At the end of 2015, there were just 8,472 fuel stations in the UK, down from 37,539 in 1970. Assuming a steady rate of decline, Nissan predicts that by August 2020 this will fall to under 7,870.*
In contrast, the number of public electric vehicle charging locations is expected to reach 7,900 by the same point in time. However, the accelerating adoption of electric vehicles means this crossover could happen a lot sooner.
Just over 100 years since the first fuel station opened – November 1919 at Aldermaston in Berkshire – the number in the UK has peaked, declined and is expected to be overtaken by charging stations designed for battery, not combustion, powered cars.
More than 75% of UK petrol stations have closed in the last 40 years, whilst the number of electric vehicle charging locations has increased from a few hundred in 2011 to more than 4,100 locations in 2016, as electric car sales take off.
According to Go Ultra Low, the joint government and car industry campaign, more than 115 electric cars were registered every day in the first quarter of 2016, equivalent to one every 13 minutes.

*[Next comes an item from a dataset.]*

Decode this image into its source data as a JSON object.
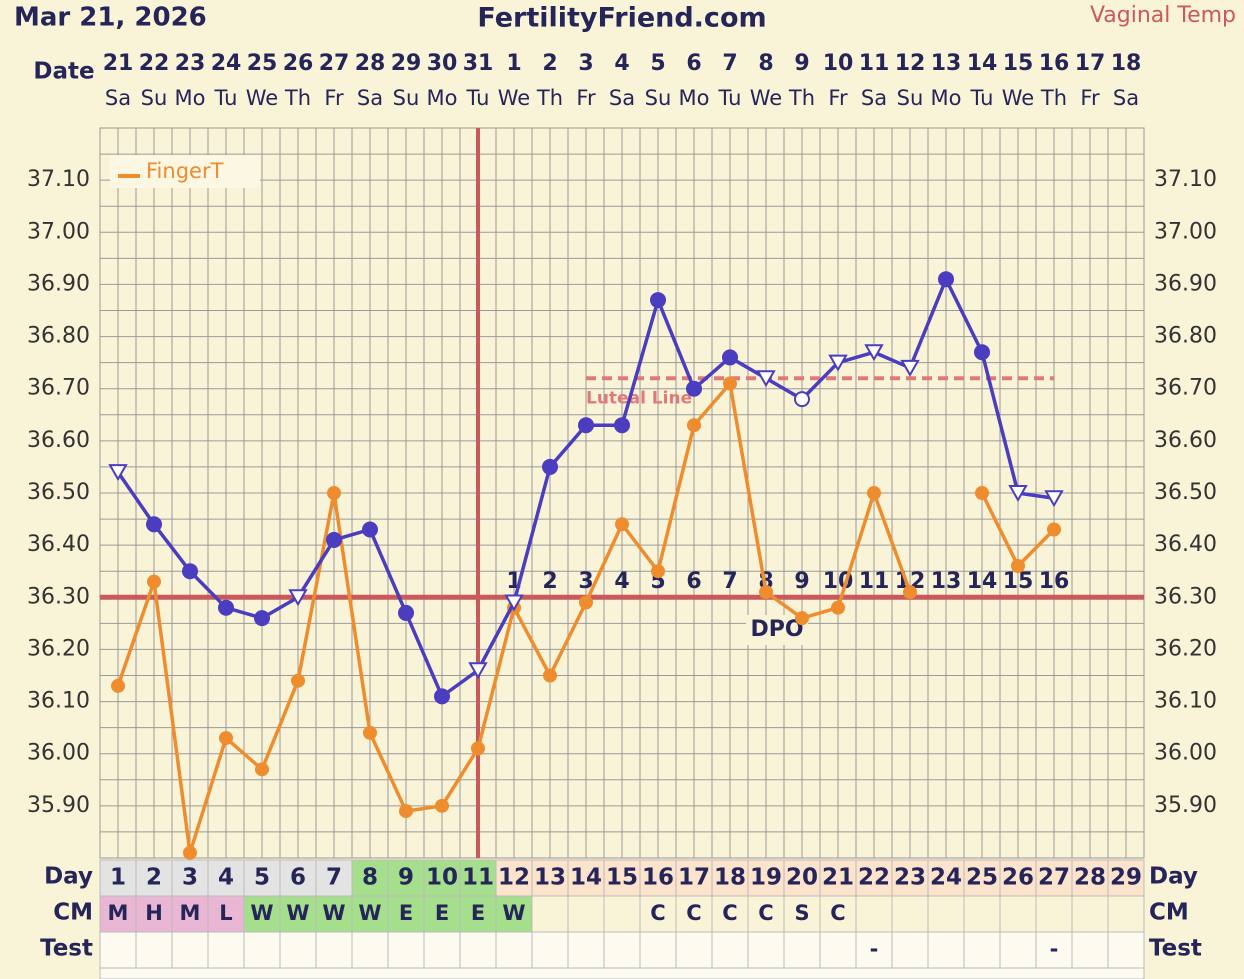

The campaign also believes electric power could be the dominant form of propulsion for all new cars sold in the UK as early as 2027, with more than 1.3m electric cars registered each year.

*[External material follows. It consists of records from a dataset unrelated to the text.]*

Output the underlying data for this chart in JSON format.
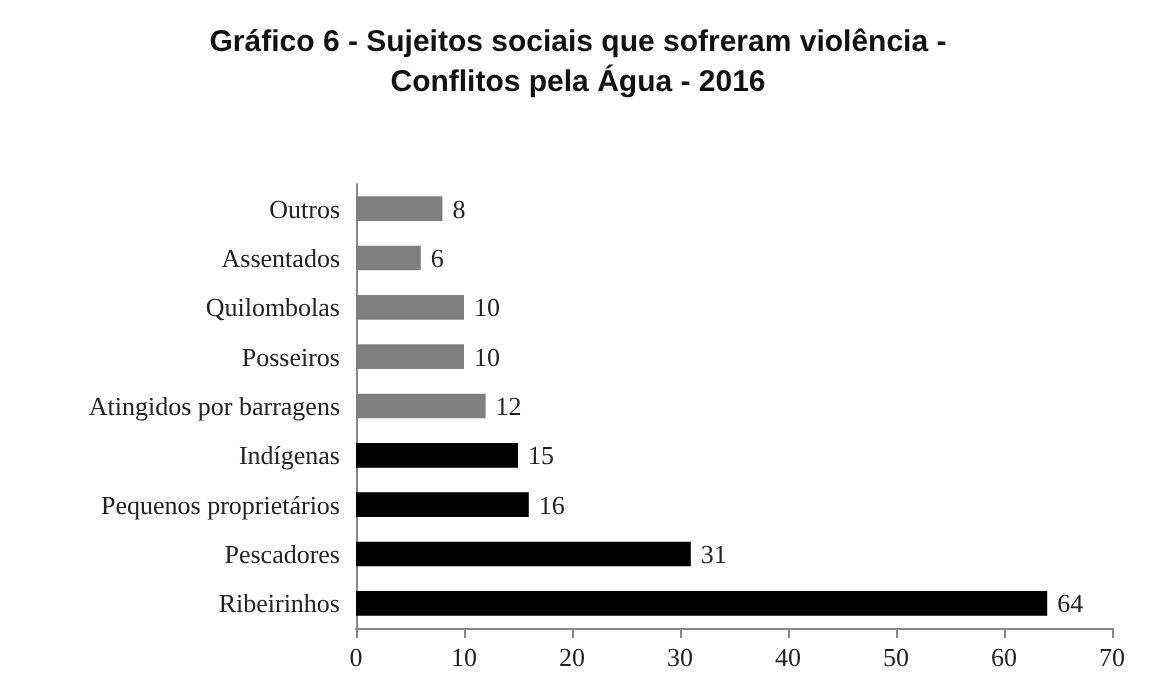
{
  "chart_data": {
    "type": "bar",
    "orientation": "horizontal",
    "title": "Gráfico 6 - Sujeitos sociais que sofreram violência -\nConflitos pela Água - 2016",
    "categories": [
      "Outros",
      "Assentados",
      "Quilombolas",
      "Posseiros",
      "Atingidos por barragens",
      "Indígenas",
      "Pequenos proprietários",
      "Pescadores",
      "Ribeirinhos"
    ],
    "values": [
      8,
      6,
      10,
      10,
      12,
      15,
      16,
      31,
      64
    ],
    "colors": [
      "#7f7f7f",
      "#7f7f7f",
      "#7f7f7f",
      "#7f7f7f",
      "#7f7f7f",
      "#000000",
      "#000000",
      "#000000",
      "#000000"
    ],
    "xlim": [
      0,
      70
    ],
    "xticks": [
      0,
      10,
      20,
      30,
      40,
      50,
      60,
      70
    ],
    "grid": false,
    "data_labels": true
  }
}
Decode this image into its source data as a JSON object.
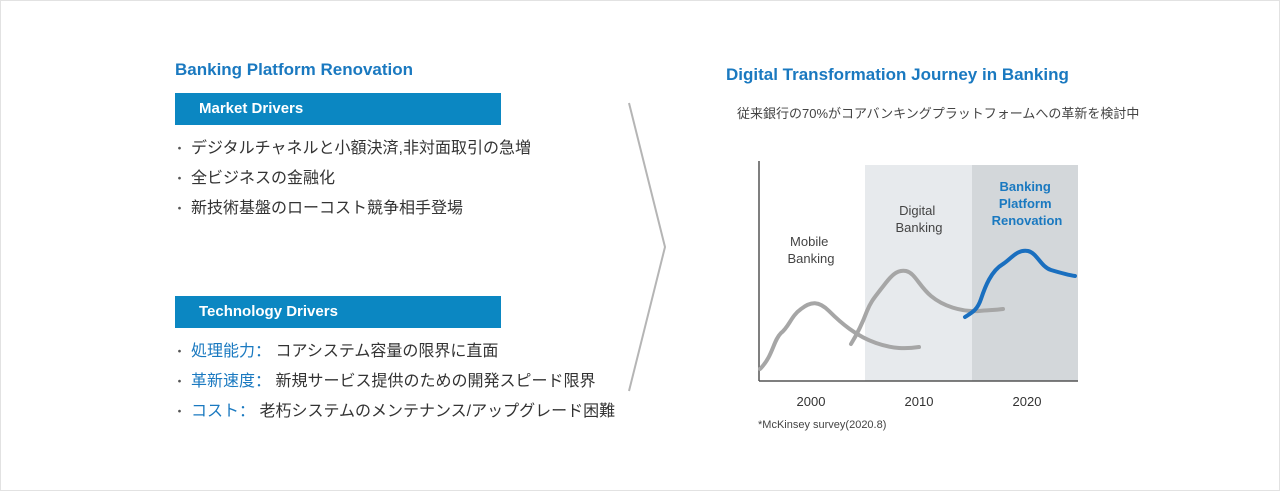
{
  "left": {
    "title": "Banking Platform Renovation",
    "market": {
      "header": "Market Drivers",
      "items": [
        "デジタルチャネルと小額決済,非対面取引の急増",
        "全ビジネスの金融化",
        "新技術基盤のローコスト競争相手登場"
      ]
    },
    "technology": {
      "header": "Technology Drivers",
      "items": [
        {
          "label": "処理能力：",
          "text": "コアシステム容量の限界に直面"
        },
        {
          "label": "革新速度：",
          "text": "新規サービス提供のための開発スピード限界"
        },
        {
          "label": "コスト：",
          "text": "老朽システムのメンテナンス/アップグレード困難"
        }
      ]
    }
  },
  "right": {
    "title": "Digital Transformation Journey in Banking",
    "subtitle": "従来銀行の70%がコアバンキングプラットフォームへの革新を検討中",
    "source": "*McKinsey survey(2020.8)"
  },
  "chart_data": {
    "type": "line",
    "x_ticks": [
      "2000",
      "2010",
      "2020"
    ],
    "phases": [
      {
        "name": [
          "Mobile",
          "Banking"
        ],
        "highlight": "none"
      },
      {
        "name": [
          "Digital",
          "Banking"
        ],
        "highlight": "light"
      },
      {
        "name": [
          "Banking",
          "Platform",
          "Renovation"
        ],
        "highlight": "dark"
      }
    ],
    "colors": {
      "accent": "#1a79c0",
      "curve_gray": "#a6a6a6",
      "phase_light": "#e7eaed",
      "phase_dark": "#d3d7da",
      "bar": "#0b87c2"
    }
  }
}
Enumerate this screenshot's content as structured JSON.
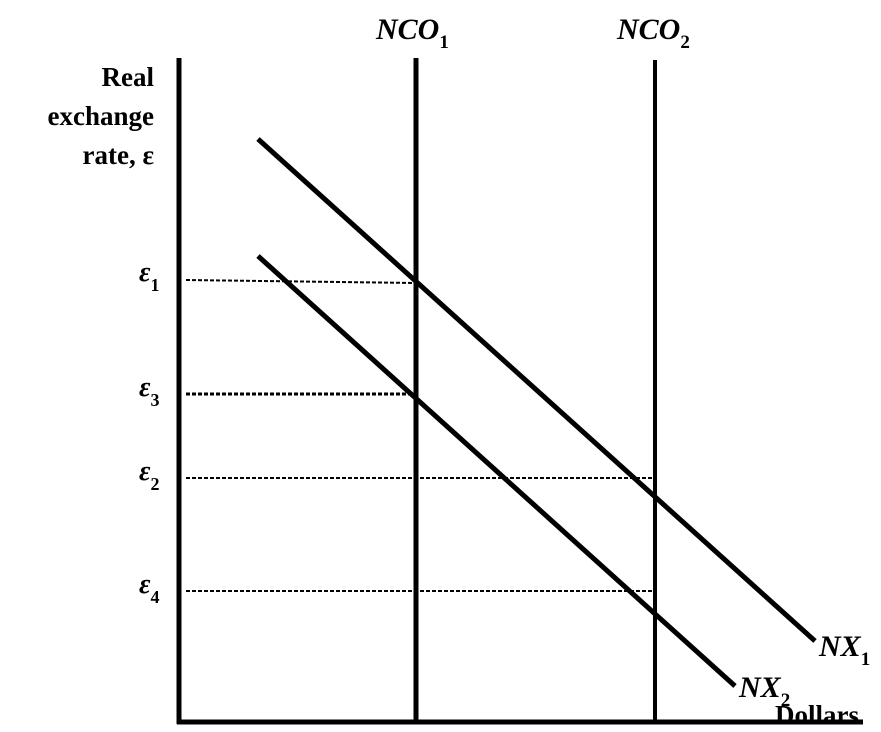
{
  "y_axis_label": [
    "Real",
    "exchange",
    "rate, ε"
  ],
  "x_axis_label": "Dollars",
  "vertical_lines": [
    {
      "name": "NCO",
      "sub": "1"
    },
    {
      "name": "NCO",
      "sub": "2"
    }
  ],
  "sloped_lines": [
    {
      "name": "NX",
      "sub": "1"
    },
    {
      "name": "NX",
      "sub": "2"
    }
  ],
  "exchange_rate_levels": [
    {
      "symbol": "ε",
      "sub": "1"
    },
    {
      "symbol": "ε",
      "sub": "3"
    },
    {
      "symbol": "ε",
      "sub": "2"
    },
    {
      "symbol": "ε",
      "sub": "4"
    }
  ],
  "colors": {
    "ink": "#000000",
    "background": "#ffffff"
  }
}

Edward Jones, EV Manager, Nissan Motor (GB) Ltd., said;
“‘As electric vehicle sales take off, the charging infrastructure is keeping pace and paving the way for convenient all-electric driving. Combine that with constant improvements in our battery performance and we believe the tipping point for mass EV uptake is upon us. As with similar breakthrough technologies, the adoption of electric vehicles should follow an ‘S-curve’ of demand. A gradual uptake from early adopters accelerates to a groundswell of consumers buying electric vehicles just as they would any other powertrain.”

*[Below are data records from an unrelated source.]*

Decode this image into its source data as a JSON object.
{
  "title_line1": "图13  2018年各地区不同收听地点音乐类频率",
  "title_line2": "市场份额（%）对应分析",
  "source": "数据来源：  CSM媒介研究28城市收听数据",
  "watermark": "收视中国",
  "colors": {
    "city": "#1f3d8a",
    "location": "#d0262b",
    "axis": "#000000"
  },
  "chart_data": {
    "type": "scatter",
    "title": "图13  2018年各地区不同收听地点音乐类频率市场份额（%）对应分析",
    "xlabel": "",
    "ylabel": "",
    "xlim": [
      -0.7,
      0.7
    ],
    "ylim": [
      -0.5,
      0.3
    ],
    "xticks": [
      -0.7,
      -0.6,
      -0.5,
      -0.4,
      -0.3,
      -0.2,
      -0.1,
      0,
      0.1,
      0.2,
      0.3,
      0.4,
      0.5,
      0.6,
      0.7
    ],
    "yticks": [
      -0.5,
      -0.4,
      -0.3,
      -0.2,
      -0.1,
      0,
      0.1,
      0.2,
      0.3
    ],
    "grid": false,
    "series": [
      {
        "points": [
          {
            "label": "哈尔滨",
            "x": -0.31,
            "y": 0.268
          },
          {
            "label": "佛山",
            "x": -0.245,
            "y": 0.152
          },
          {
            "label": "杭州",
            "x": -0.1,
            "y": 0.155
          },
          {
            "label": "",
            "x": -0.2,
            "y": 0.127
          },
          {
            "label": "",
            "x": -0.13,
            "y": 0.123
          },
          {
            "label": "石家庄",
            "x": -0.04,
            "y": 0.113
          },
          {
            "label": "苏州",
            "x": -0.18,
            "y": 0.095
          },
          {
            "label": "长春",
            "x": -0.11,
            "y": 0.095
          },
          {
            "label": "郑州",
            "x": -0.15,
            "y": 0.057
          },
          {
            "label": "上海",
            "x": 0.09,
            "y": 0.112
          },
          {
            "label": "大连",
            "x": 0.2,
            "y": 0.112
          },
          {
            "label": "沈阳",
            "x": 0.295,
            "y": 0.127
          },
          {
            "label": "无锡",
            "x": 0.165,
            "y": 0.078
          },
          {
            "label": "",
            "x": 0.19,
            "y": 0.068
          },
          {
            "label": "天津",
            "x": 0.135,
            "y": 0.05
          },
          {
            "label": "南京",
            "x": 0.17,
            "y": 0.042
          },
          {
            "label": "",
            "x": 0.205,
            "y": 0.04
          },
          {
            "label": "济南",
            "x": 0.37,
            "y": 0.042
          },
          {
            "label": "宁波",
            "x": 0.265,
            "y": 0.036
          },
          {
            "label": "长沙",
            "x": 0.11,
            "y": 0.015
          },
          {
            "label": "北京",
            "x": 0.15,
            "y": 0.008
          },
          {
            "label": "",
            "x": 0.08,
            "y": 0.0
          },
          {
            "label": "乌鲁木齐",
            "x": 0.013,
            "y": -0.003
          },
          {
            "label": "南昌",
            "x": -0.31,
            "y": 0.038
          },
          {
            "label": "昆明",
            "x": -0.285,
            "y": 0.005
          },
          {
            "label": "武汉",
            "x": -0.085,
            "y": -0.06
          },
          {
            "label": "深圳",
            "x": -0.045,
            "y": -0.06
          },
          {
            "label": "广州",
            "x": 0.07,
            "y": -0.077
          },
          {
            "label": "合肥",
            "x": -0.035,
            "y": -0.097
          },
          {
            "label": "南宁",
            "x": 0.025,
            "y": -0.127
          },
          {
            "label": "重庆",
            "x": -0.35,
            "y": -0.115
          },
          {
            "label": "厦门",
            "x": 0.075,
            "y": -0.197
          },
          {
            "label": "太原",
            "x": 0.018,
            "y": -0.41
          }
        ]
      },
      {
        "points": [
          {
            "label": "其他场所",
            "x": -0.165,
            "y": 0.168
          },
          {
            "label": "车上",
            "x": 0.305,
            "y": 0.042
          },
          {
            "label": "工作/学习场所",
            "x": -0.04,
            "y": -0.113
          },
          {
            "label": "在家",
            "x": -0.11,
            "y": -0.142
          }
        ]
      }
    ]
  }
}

Whilst the vast majority of electric vehicle owners charge at home, 98% of UK motorway services have charging stations, including rapid connectors that most electric cars can recharge to 80% in just 30 minutes.
Supply of fuel within the Capital is also becoming scarcer. Central London has nearly half as many petrol stations per car as the Scottish Highlands; only four remain within the congestion-charge zone**. A notable closure in 2008 was one of the country’s oldest forecourts, the Bloomsbury Service Station, which had been operational since 1926.